There’s a policeman at the door armed with a machine gun along with an airport security person with a baton as his own regulation weapon. If you’re wheeling your own luggage in, you should get past without incident. If it appears that you’re merely accompanying someone into the terminal or you arrive in non-conventional travel wear (e.g. shorts and a basketball singlet), you will be asked for your passport and ticket (yes, ticket, in this day and age when most arrive with boarding passes). Once it’s been ascertained that your documentation is complete, just before it’s handed back to you, they will ask you, “What do you have for us?”
You walk towards the flight desk and (again to surprise, mostly) they write your name down on a piece of paper (even though, uhm, you arrived with your boarding pass, which is only available after you’ve checked in online!). Then they do that “wash-wash” friendliness, asking you where you’re from and throwing the only word they know in your dialect at you, trying to slick you over. Then, just before they hand back your passport and ticket/e-ticket/boarding pass, they will ask you, “What do you have for us?”

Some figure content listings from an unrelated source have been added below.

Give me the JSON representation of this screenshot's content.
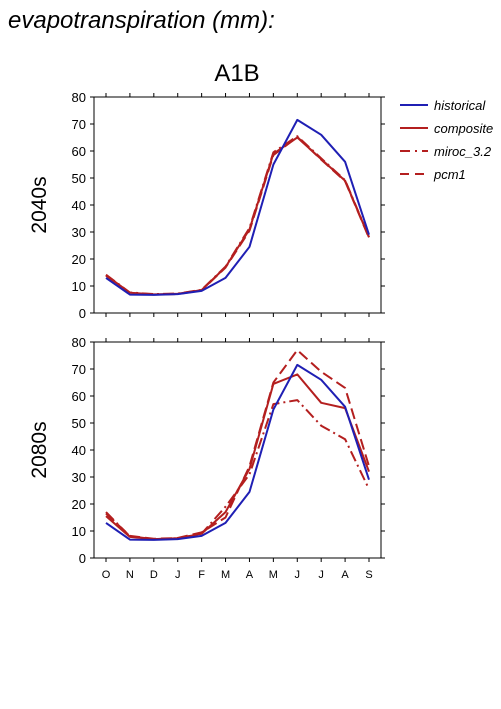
{
  "figure": {
    "title": "evapotranspiration (mm):",
    "scenario": "A1B"
  },
  "colors": {
    "historical": "#1f1fb4",
    "projection": "#b41f1f"
  },
  "legend": {
    "placement": "right",
    "entries": [
      {
        "label": "historical",
        "dash": "solid",
        "color": "#1f1fb4"
      },
      {
        "label": "composite",
        "dash": "solid",
        "color": "#b41f1f"
      },
      {
        "label": "miroc_3.2",
        "dash": "dashdot",
        "color": "#b41f1f"
      },
      {
        "label": "pcm1",
        "dash": "dashed",
        "color": "#b41f1f"
      }
    ]
  },
  "chart_data": [
    {
      "type": "line",
      "row_label": "2040s",
      "categories": [
        "O",
        "N",
        "D",
        "J",
        "F",
        "M",
        "A",
        "M",
        "J",
        "J",
        "A",
        "S"
      ],
      "ylim": [
        0,
        80
      ],
      "yticks": [
        0,
        10,
        20,
        30,
        40,
        50,
        60,
        70,
        80
      ],
      "series": [
        {
          "name": "historical",
          "color": "#1f1fb4",
          "dash": "solid",
          "values": [
            13,
            6.8,
            6.7,
            7,
            8.2,
            13,
            24.5,
            55,
            71.5,
            66,
            56,
            29
          ]
        },
        {
          "name": "composite",
          "color": "#b41f1f",
          "dash": "solid",
          "values": [
            14,
            7.5,
            6.9,
            7.1,
            8.5,
            17,
            31,
            59,
            65,
            57,
            49,
            28
          ]
        },
        {
          "name": "miroc_3.2",
          "color": "#b41f1f",
          "dash": "dashdot",
          "values": [
            14.2,
            7.6,
            7,
            7.2,
            8.6,
            17.2,
            31.5,
            59.5,
            65.5,
            57.3,
            49.2,
            28.2
          ]
        },
        {
          "name": "pcm1",
          "color": "#b41f1f",
          "dash": "dashed",
          "values": [
            13.8,
            7.4,
            6.8,
            7,
            8.4,
            16.8,
            30.5,
            58.5,
            65.2,
            56.8,
            48.8,
            27.8
          ]
        }
      ]
    },
    {
      "type": "line",
      "row_label": "2080s",
      "categories": [
        "O",
        "N",
        "D",
        "J",
        "F",
        "M",
        "A",
        "M",
        "J",
        "J",
        "A",
        "S"
      ],
      "ylim": [
        0,
        80
      ],
      "yticks": [
        0,
        10,
        20,
        30,
        40,
        50,
        60,
        70,
        80
      ],
      "series": [
        {
          "name": "historical",
          "color": "#1f1fb4",
          "dash": "solid",
          "values": [
            13,
            6.8,
            6.7,
            7,
            8.2,
            13,
            24.5,
            55,
            71.5,
            66,
            56,
            29
          ]
        },
        {
          "name": "composite",
          "color": "#b41f1f",
          "dash": "solid",
          "values": [
            15.5,
            7.8,
            7,
            7.3,
            9,
            17,
            33,
            64.5,
            68,
            57.5,
            55.5,
            32
          ]
        },
        {
          "name": "miroc_3.2",
          "color": "#b41f1f",
          "dash": "dashdot",
          "values": [
            17,
            8,
            7,
            7.3,
            9,
            19,
            31,
            57,
            58.5,
            49,
            44,
            25.5
          ]
        },
        {
          "name": "pcm1",
          "color": "#b41f1f",
          "dash": "dashed",
          "values": [
            16.5,
            8.2,
            7.1,
            7.4,
            9.5,
            15,
            34,
            65,
            77,
            69,
            63,
            34
          ]
        }
      ]
    }
  ]
}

Then, your baggage needs to be hand-searched by the Customs people. They try to intimidate you. “What is this?”, as she squeezes your transparent bag of garri or has he holds up what is obviously a tuber of yam wrapped thinly in old newspaper. “Is this allowed where you’re going?” (YOU tell me, punk!) And finally, as she indicates that you can begin to re-pack your luggage, she will ask you “What do you have for us?” In the abridged version of this segment, right before you unzip your bag, you may get asked “Wetin you get for your broda? Jus’ give us something make we ‘roger’ you.”

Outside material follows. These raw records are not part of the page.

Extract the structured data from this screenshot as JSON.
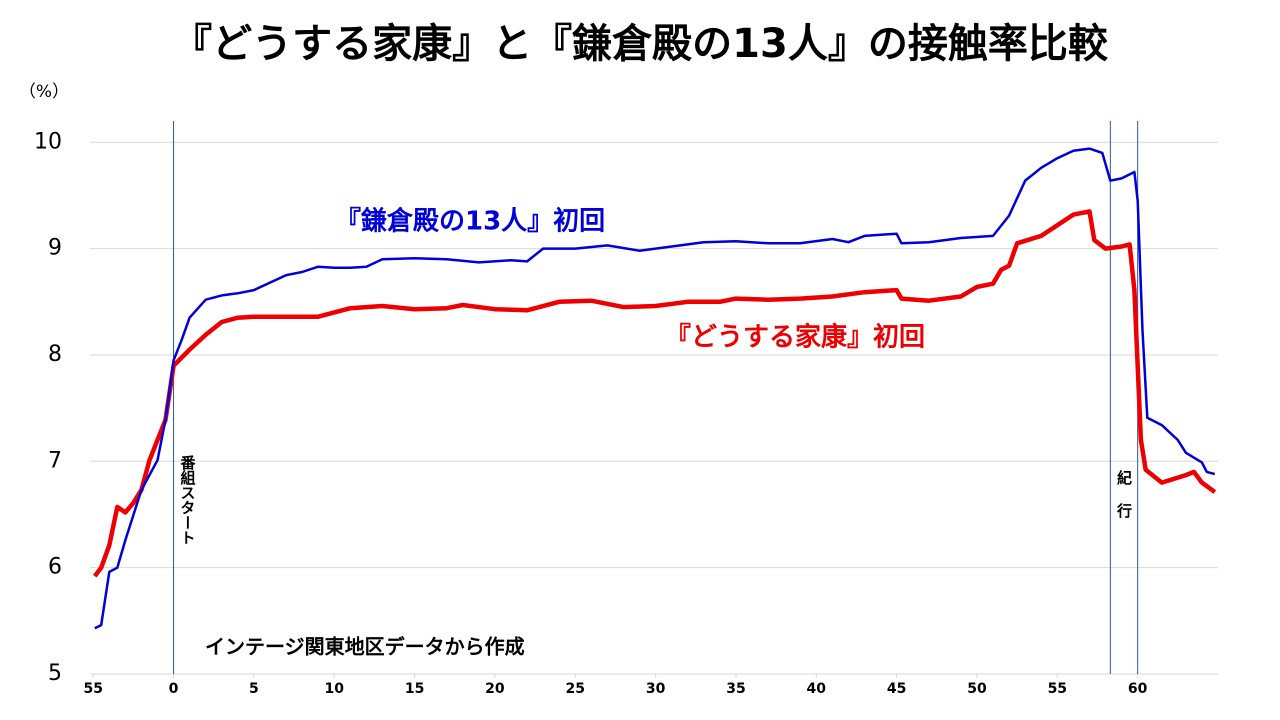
{
  "chart_data": {
    "type": "line",
    "title": "『どうする家康』と『鎌倉殿の13人』の接触率比較",
    "y_label": "（%）",
    "note": "インテージ関東地区データから作成",
    "xlim": [
      -5.2,
      65
    ],
    "xticks": [
      {
        "value": -5,
        "label": "55"
      },
      0,
      5,
      10,
      15,
      20,
      25,
      30,
      35,
      40,
      45,
      50,
      55,
      60
    ],
    "ylim": [
      5,
      10.2
    ],
    "yticks": [
      5,
      6,
      7,
      8,
      9,
      10
    ],
    "grid": true,
    "annotations": [
      {
        "text": "番組スタート",
        "x": [
          0
        ]
      },
      {
        "text": "紀行",
        "x": [
          58.3,
          60
        ]
      }
    ],
    "series": [
      {
        "name": "『鎌倉殿の13人』初回",
        "color": "#0000dd",
        "x": [
          -4.9,
          -4.5,
          -4,
          -3.5,
          -3,
          -2,
          -1,
          -0.5,
          0,
          0.5,
          1,
          2,
          3,
          4,
          5,
          6,
          7,
          8,
          9,
          10,
          11,
          12,
          13,
          15,
          17,
          19,
          21,
          22,
          23,
          25,
          27,
          29,
          31,
          33,
          35,
          37,
          39,
          41,
          42,
          43,
          45,
          45.3,
          47,
          49,
          51,
          52,
          53,
          54,
          55,
          56,
          57,
          57.8,
          58.3,
          59,
          59.8,
          60,
          60.3,
          60.6,
          61.5,
          62.5,
          63,
          64,
          64.3,
          64.8
        ],
        "values": [
          5.43,
          5.46,
          5.96,
          6.0,
          6.26,
          6.73,
          7.01,
          7.39,
          7.95,
          8.14,
          8.35,
          8.52,
          8.56,
          8.58,
          8.61,
          8.68,
          8.75,
          8.78,
          8.83,
          8.82,
          8.82,
          8.83,
          8.9,
          8.91,
          8.9,
          8.87,
          8.89,
          8.88,
          9.0,
          9.0,
          9.03,
          8.98,
          9.02,
          9.06,
          9.07,
          9.05,
          9.05,
          9.09,
          9.06,
          9.12,
          9.14,
          9.05,
          9.06,
          9.1,
          9.12,
          9.31,
          9.64,
          9.76,
          9.85,
          9.92,
          9.94,
          9.9,
          9.64,
          9.66,
          9.72,
          9.45,
          8.23,
          7.41,
          7.34,
          7.2,
          7.08,
          6.99,
          6.9,
          6.88
        ]
      },
      {
        "name": "『どうする家康』初回",
        "color": "#ee0000",
        "x": [
          -4.9,
          -4.5,
          -4,
          -3.5,
          -3,
          -2.5,
          -2,
          -1.5,
          -1,
          -0.5,
          0,
          1,
          2,
          3,
          4,
          5,
          7,
          9,
          11,
          13,
          15,
          17,
          18,
          20,
          22,
          24,
          26,
          28,
          30,
          32,
          34,
          35,
          37,
          39,
          41,
          43,
          45,
          45.3,
          47,
          49,
          50,
          51,
          51.5,
          52,
          52.5,
          54,
          55,
          56,
          57,
          57.3,
          58,
          59,
          59.5,
          59.8,
          60.2,
          60.5,
          61.5,
          63,
          63.5,
          64,
          64.8
        ],
        "values": [
          5.92,
          6.0,
          6.21,
          6.57,
          6.52,
          6.61,
          6.73,
          7.01,
          7.2,
          7.39,
          7.9,
          8.05,
          8.19,
          8.31,
          8.35,
          8.36,
          8.36,
          8.36,
          8.44,
          8.46,
          8.43,
          8.44,
          8.47,
          8.43,
          8.42,
          8.5,
          8.51,
          8.45,
          8.46,
          8.5,
          8.5,
          8.53,
          8.52,
          8.53,
          8.55,
          8.59,
          8.61,
          8.53,
          8.51,
          8.55,
          8.64,
          8.67,
          8.8,
          8.84,
          9.05,
          9.12,
          9.22,
          9.32,
          9.35,
          9.08,
          9.0,
          9.02,
          9.04,
          8.61,
          7.2,
          6.92,
          6.8,
          6.87,
          6.9,
          6.8,
          6.71
        ]
      }
    ]
  }
}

At last, you get to the baggage drop counter. More “washing”, asked where you’re from and why do you have a middle name from a different tribe (duh-uh), your bag gets tagged and then, the double whammy…. “What do you have for us?” from both the porter who tags your bag and the agent who printed the tag (why are they separate, I hear you ask?).

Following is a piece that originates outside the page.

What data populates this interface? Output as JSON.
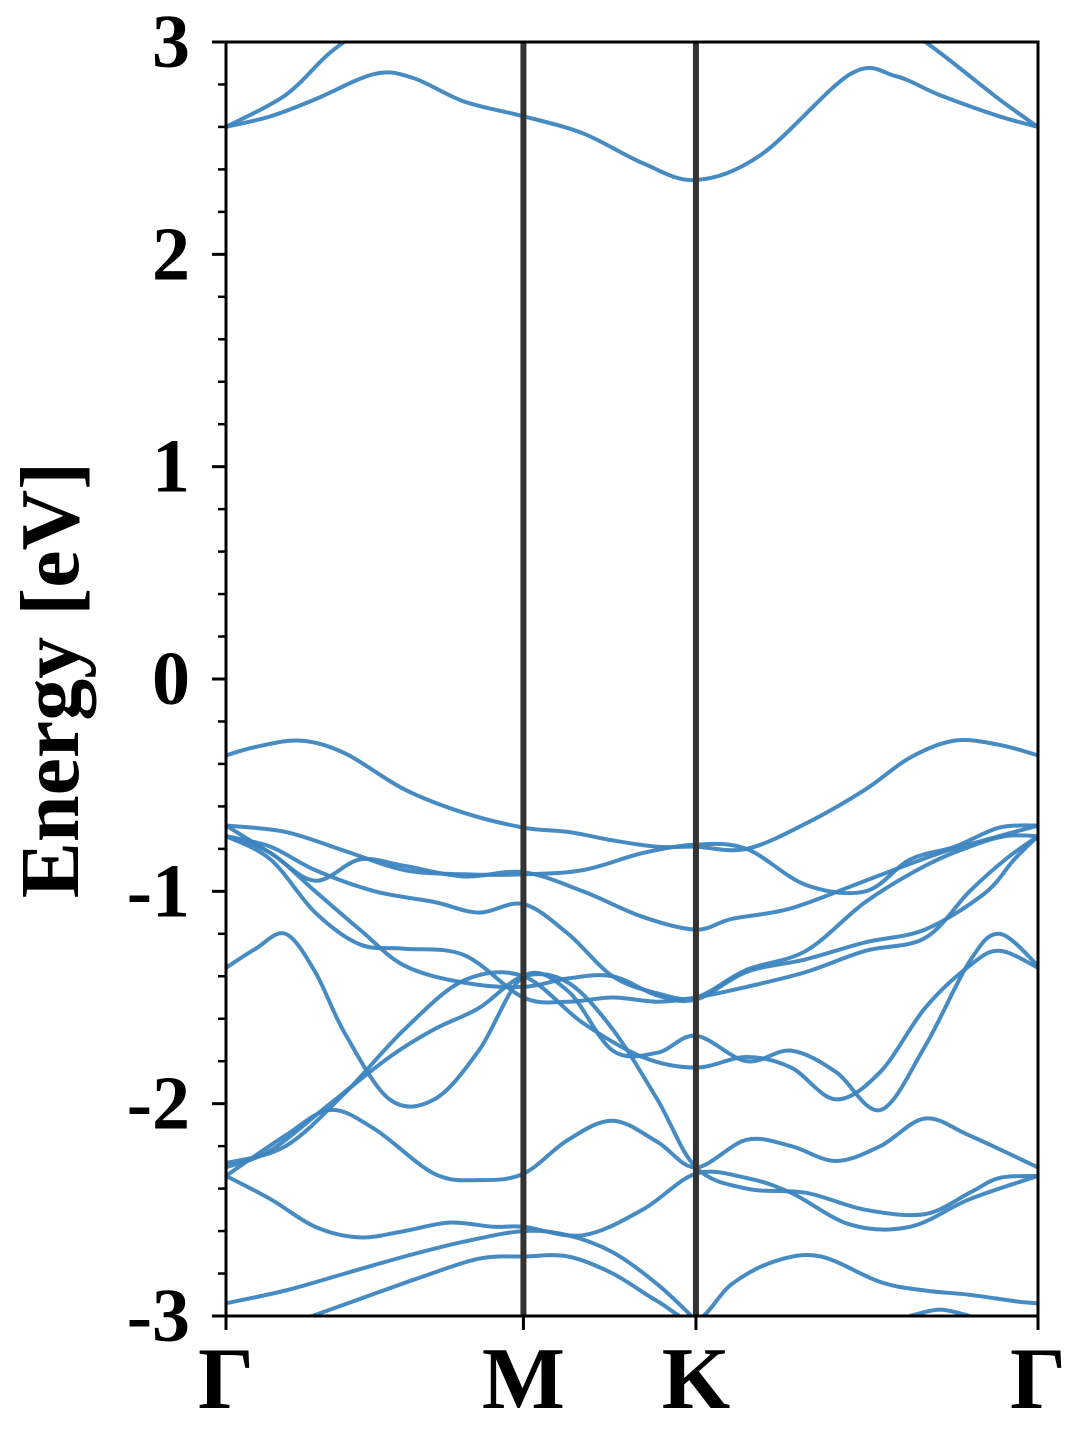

Passport control. However, there are two policemen at the entrance to passport control who check that you have a boarding pass before letting you in. Of course, after a cursory glance at the probably now wrinkled pass (from all the retrieving and putting back in your pocket or purse), they also will ask you “What do you have for us?” The immigration guys who stamp your passport will ask “What do you have for us?” The guys standing on the duty-free side after the x-ray machines and the metal detectors, who I only just recently learned were Drug Enforcement Agents (NDLEA – the same guys who made Baba Suwe’s bowel movements a subject of international interest) will ask you “What do you have for us?” Even at the final search of your person and your hand-luggage just before you board the aircraft, the friskers ask you “What do you have for us?”
What do you have for us?
Nothing, you plonkers!! I have decided not to part with a single penny at the airport ever again (unless I’m purchasing refreshments, of course). There are a couple of reasons for this. First, I refuse to contribute to laughable security conditions that “having something for them” would (or already) lead to. Secondly, as, even if I was minded to give “something”, there is no way I could give at all the points of demand and, as each demander is as stupid and hopelessly misguided as the next, it would be most unfair to the ones who received nothing from me if I gave to any of them. Simples.